The last owners of De Porceleyne Schotel were the brothers Johannes and IJsbrand van Duijn. Johannes van Duijn registered his mark, IVDuyn, in 1764 at the Delft city council. According to Havard, Johannes probably marked most of his pieces as many objects bear witness today.[13 The objects produced during this final stage were mainly polychrome rond de bosse figures of an exceptional richness. This pair of polychrome figures of prancing horses is a wonderful example. This model relates to the arrival of the first modern circus in Holland, a novelty created by Philip Astley, an English sergeant who showcased his horse riding skills inside a large arena. At the death of his brother, IJsbrand took the lead of the company and adapted the mark of his brother to his own name by changing the first letter for IJ (IJDuyn). Shortly after he took control, IJsbrand associated himself with the owners of De Drie Posteleyne Astonne, De Lampetkan and De Drie Klokken and bought the mill De Pauw.[14 IJsbrand was also a Delftware merchant and shipped some of his merchandise abroad, with some records indicating clients in South Africa.[15

 

 

[1 W. Hoekstra-Klein, Geschiedenis van de Delftse Plateelbakkerij, De Porceleyne Schotel, 1598- 1791, Vol. 18, Delft 2011, p. 236.

[2 J.D. van Dam, ‘Vroege faience uit Delft (1625-1655) en de invloed op Japans porselein (1660-1670), in Mededelingenblad Nederlandse Vereniging van Vrienden van de Ceramiek, 135, 1989/3, pp. 29-30.

[3] In the archives his name is mentioned in the year 1613 as an assistant and in the year 1617 as an contractant of the factory. It is likely he worked there for these three years and possibly longer. C. Lahaussois (ed.), Delfts aardewerk, Amsterdam 2008, p. 33.

[4] C. Lahaussois (ed.), Delfts aardewerk, Amsterdam 2008, p. 33.

[5] J.D. van Dam, Delffse Porceleyne, Dutch Delftware 1620-1850, Zwolle, (Rijksmuseum Amsterdam) 2004, p. 15.

[6] M.S. van Aken-Fehmers, L.A. Schledorn, T.M. Eliëns, Delfts aardewerk.
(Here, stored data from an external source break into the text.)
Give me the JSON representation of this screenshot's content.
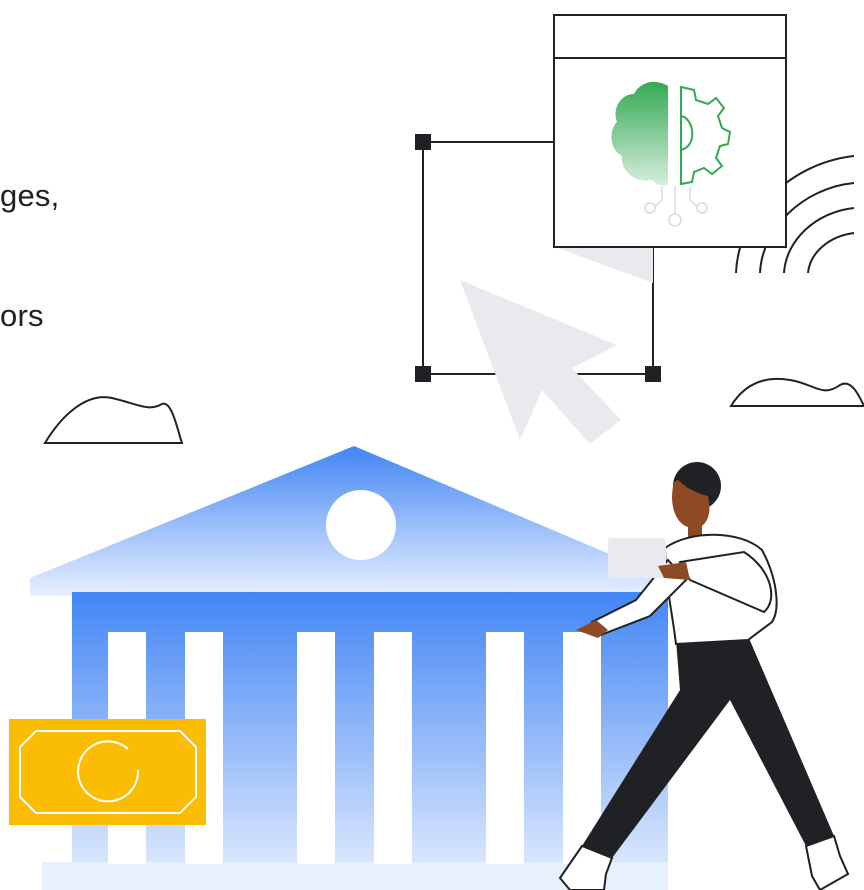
{
  "text_fragment": {
    "line_1": "ges,",
    "line_2": "ors"
  },
  "colors": {
    "text": "#202124",
    "building_top": "#4285f4",
    "building_bottom": "#e8f0fe",
    "banknote": "#fbbc04",
    "brain": "#34a853",
    "cursor": "#e8eaed",
    "line": "#202124",
    "skin": "#8d4a24",
    "trousers": "#202124",
    "shirt": "#ffffff"
  },
  "icons": [
    "window-icon",
    "brain-gear-icon",
    "selection-frame-icon",
    "cursor-arrow-icon",
    "signal-arcs-icon",
    "cloud-icon",
    "bank-building-icon",
    "banknote-icon",
    "walking-person-icon"
  ]
}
Geschiedenis van een nationaal product, Volume II, Zwolle (Gemeentemuseum, Den Haag) 2001, p.92.

[7] Ibidem.

[8] W. Hoekstra-Klein, Geschiedenis van de Delftse Plateelbakkerij, De Porceleyne Schotel, 1598- 1791, Vol. 18, Delft 2011, p. 236.

[9] M.S. van Aken-Fehmers, L.A. Schledorn, T.M. Eliëns, Delfts aardewerk. Geschiedenis van een nationaal product, Volume II, Zwolle (Gemeentemuseum, Den Haag) 2001, p. 115.

[10] Ibid, p. 92.

[11] Ibidem.

[12] W. Hoekstra-Klein, Geschiedenis van de Delftse Plateelbakkerij, De Porceleyne Schotel, 1598- 1791, Vol. 18, Delft 2011, p. 221.
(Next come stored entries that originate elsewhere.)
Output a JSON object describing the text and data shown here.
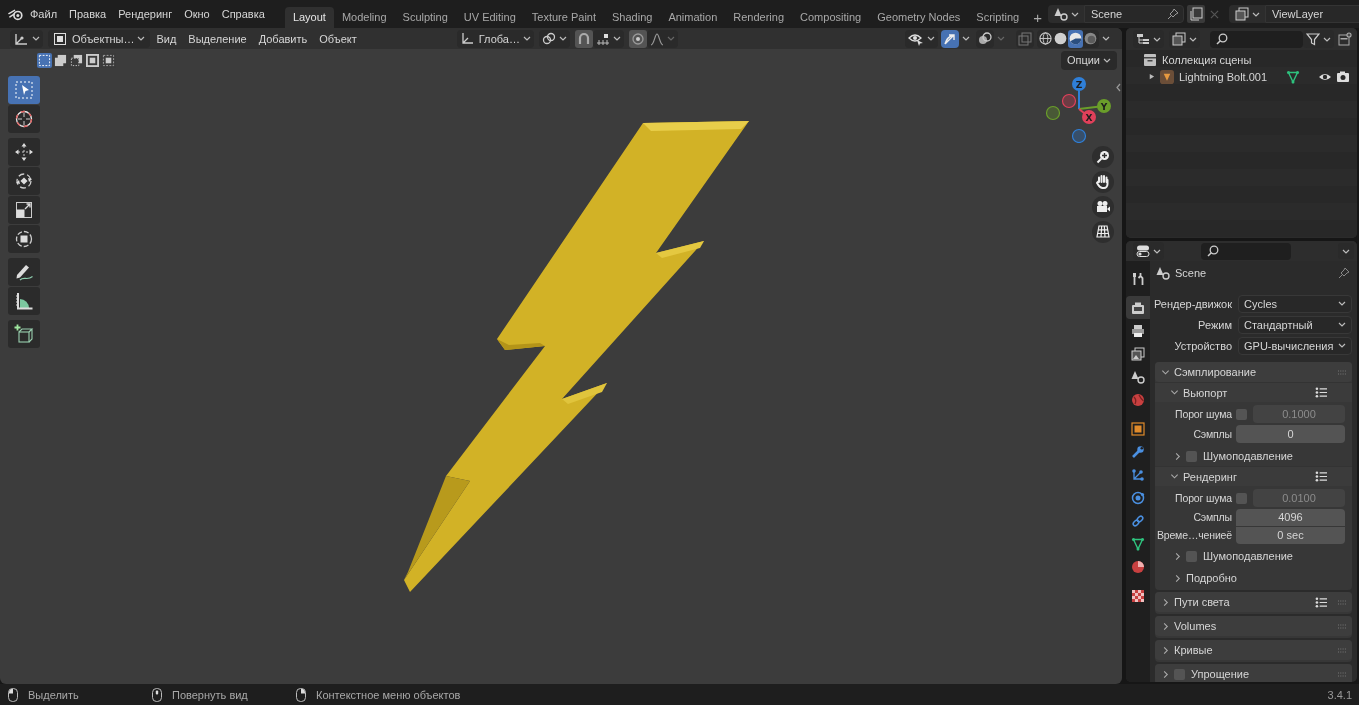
{
  "top_bar": {
    "menus": [
      "Файл",
      "Правка",
      "Рендеринг",
      "Окно",
      "Справка"
    ],
    "workspaces": [
      {
        "label": "Layout",
        "selected": true
      },
      {
        "label": "Modeling",
        "selected": false
      },
      {
        "label": "Sculpting",
        "selected": false
      },
      {
        "label": "UV Editing",
        "selected": false
      },
      {
        "label": "Texture Paint",
        "selected": false
      },
      {
        "label": "Shading",
        "selected": false
      },
      {
        "label": "Animation",
        "selected": false
      },
      {
        "label": "Rendering",
        "selected": false
      },
      {
        "label": "Compositing",
        "selected": false
      },
      {
        "label": "Geometry Nodes",
        "selected": false
      },
      {
        "label": "Scripting",
        "selected": false
      }
    ],
    "add_workspace": "+",
    "scene": "Scene",
    "view_layer": "ViewLayer"
  },
  "viewport": {
    "mode": "Объектны…",
    "menus": [
      "Вид",
      "Выделение",
      "Добавить",
      "Объект"
    ],
    "orientation": "Глоба…",
    "toggles": [
      {
        "kind": "gizmos",
        "on": true
      },
      {
        "kind": "overlays",
        "on": false
      },
      {
        "kind": "xray",
        "on": false
      }
    ],
    "shading": [
      {
        "kind": "wireframe",
        "selected": false
      },
      {
        "kind": "solid",
        "selected": false
      },
      {
        "kind": "material",
        "selected": true
      },
      {
        "kind": "rendered",
        "selected": false
      }
    ],
    "select_modes": [
      {
        "kind": "set",
        "selected": true
      },
      {
        "kind": "extend",
        "selected": false
      },
      {
        "kind": "subtract",
        "selected": false
      },
      {
        "kind": "invert",
        "selected": false
      },
      {
        "kind": "intersect",
        "selected": false
      }
    ],
    "options": "Опции",
    "tool_groups": [
      {
        "tools": [
          {
            "kind": "select_box",
            "selected": true
          },
          {
            "kind": "cursor",
            "selected": false
          }
        ]
      },
      {
        "tools": [
          {
            "kind": "move",
            "selected": false
          },
          {
            "kind": "rotate",
            "selected": false
          },
          {
            "kind": "scale",
            "selected": false
          },
          {
            "kind": "transform",
            "selected": false
          }
        ]
      },
      {
        "tools": [
          {
            "kind": "annotate",
            "selected": false
          },
          {
            "kind": "measure",
            "selected": false
          }
        ]
      },
      {
        "tools": [
          {
            "kind": "add_cube",
            "selected": false
          }
        ]
      }
    ],
    "axes": [
      {
        "label": "Z",
        "color": "#2f7fd8"
      },
      {
        "label": "Y",
        "color": "#6a9e2a"
      },
      {
        "label": "X",
        "color": "#e0405a"
      }
    ]
  },
  "outliner": {
    "collection": "Коллекция сцены",
    "items": [
      {
        "name": "Lightning Bolt.001",
        "expanded": false
      }
    ]
  },
  "properties": {
    "tab_groups": [
      {
        "tabs": [
          {
            "kind": "tool",
            "selected": false
          }
        ]
      },
      {
        "tabs": [
          {
            "kind": "render",
            "selected": true
          },
          {
            "kind": "output",
            "selected": false
          },
          {
            "kind": "view_layer",
            "selected": false
          },
          {
            "kind": "scene",
            "selected": false
          },
          {
            "kind": "world",
            "selected": false
          }
        ]
      },
      {
        "tabs": [
          {
            "kind": "object",
            "selected": false
          },
          {
            "kind": "modifiers",
            "selected": false
          },
          {
            "kind": "particles",
            "selected": false
          },
          {
            "kind": "physics",
            "selected": false
          },
          {
            "kind": "constraints",
            "selected": false
          },
          {
            "kind": "data",
            "selected": false
          },
          {
            "kind": "material",
            "selected": false
          }
        ]
      },
      {
        "tabs": [
          {
            "kind": "texture",
            "selected": false
          }
        ]
      }
    ],
    "context": "Scene",
    "fields": [
      {
        "label": "Рендер-движок",
        "value": "Cycles"
      },
      {
        "label": "Режим",
        "value": "Стандартный"
      },
      {
        "label": "Устройство",
        "value": "GPU-вычисления"
      }
    ],
    "panels": [
      {
        "title": "Сэмплирование",
        "expanded": true,
        "children": [
          {
            "title": "Вьюпорт",
            "expanded": true,
            "presets": true,
            "rows": [
              {
                "kind": "check_number",
                "label": "Порог шума",
                "checked": false,
                "value": "0.1000"
              },
              {
                "kind": "number",
                "label": "Сэмплы",
                "value": "0"
              }
            ],
            "children": [
              {
                "title": "Шумоподавление",
                "expanded": false,
                "checked": false
              }
            ]
          },
          {
            "title": "Рендеринг",
            "expanded": true,
            "presets": true,
            "rows": [
              {
                "kind": "check_number",
                "label": "Порог шума",
                "checked": false,
                "value": "0.0100"
              },
              {
                "kind": "number",
                "label": "Сэмплы",
                "value": "4096"
              },
              {
                "kind": "number",
                "label": "Време…чениеё",
                "value": "0 sec"
              }
            ],
            "children": [
              {
                "title": "Шумоподавление",
                "expanded": false,
                "checked": false
              },
              {
                "title": "Подробно",
                "expanded": false
              }
            ]
          }
        ]
      },
      {
        "title": "Пути света",
        "expanded": false,
        "presets": true
      },
      {
        "title": "Volumes",
        "expanded": false
      },
      {
        "title": "Кривые",
        "expanded": false
      },
      {
        "title": "Упрощение",
        "expanded": false,
        "checked": false
      }
    ]
  },
  "status_bar": {
    "hints": [
      {
        "kind": "left",
        "label": "Выделить"
      },
      {
        "kind": "middle",
        "label": "Повернуть вид"
      },
      {
        "kind": "right",
        "label": "Контекстное меню объектов"
      }
    ],
    "version": "3.4.1"
  }
}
[13] H. Havard, La Céramique Hollandaise, Histoire des Faïences de Delft, Haarlem, Rotterdam, Arnhem, Utrecht, etc. et des porcelaines de Weesp, Loosdrecht, Amsterdam et la Haye, Volumes I and II, Amsterdam 1909, p.362.

[14] W. Hoekstra-Klein, Geschiedenis van de Delftse Plateelbakkerij, De Porceleyne Schotel, 1598- 1791, Vol. 18, Delft 2011, p. 238.

[15] M.S. van Aken-Fehmers, L.A. Schledorn, T.M. Eliëns, Delfts aardewerk. Geschiedenis van een nationaal product, Volume II, Zwolle (Gemeentemuseum, Den Haag) 2001, p. 116.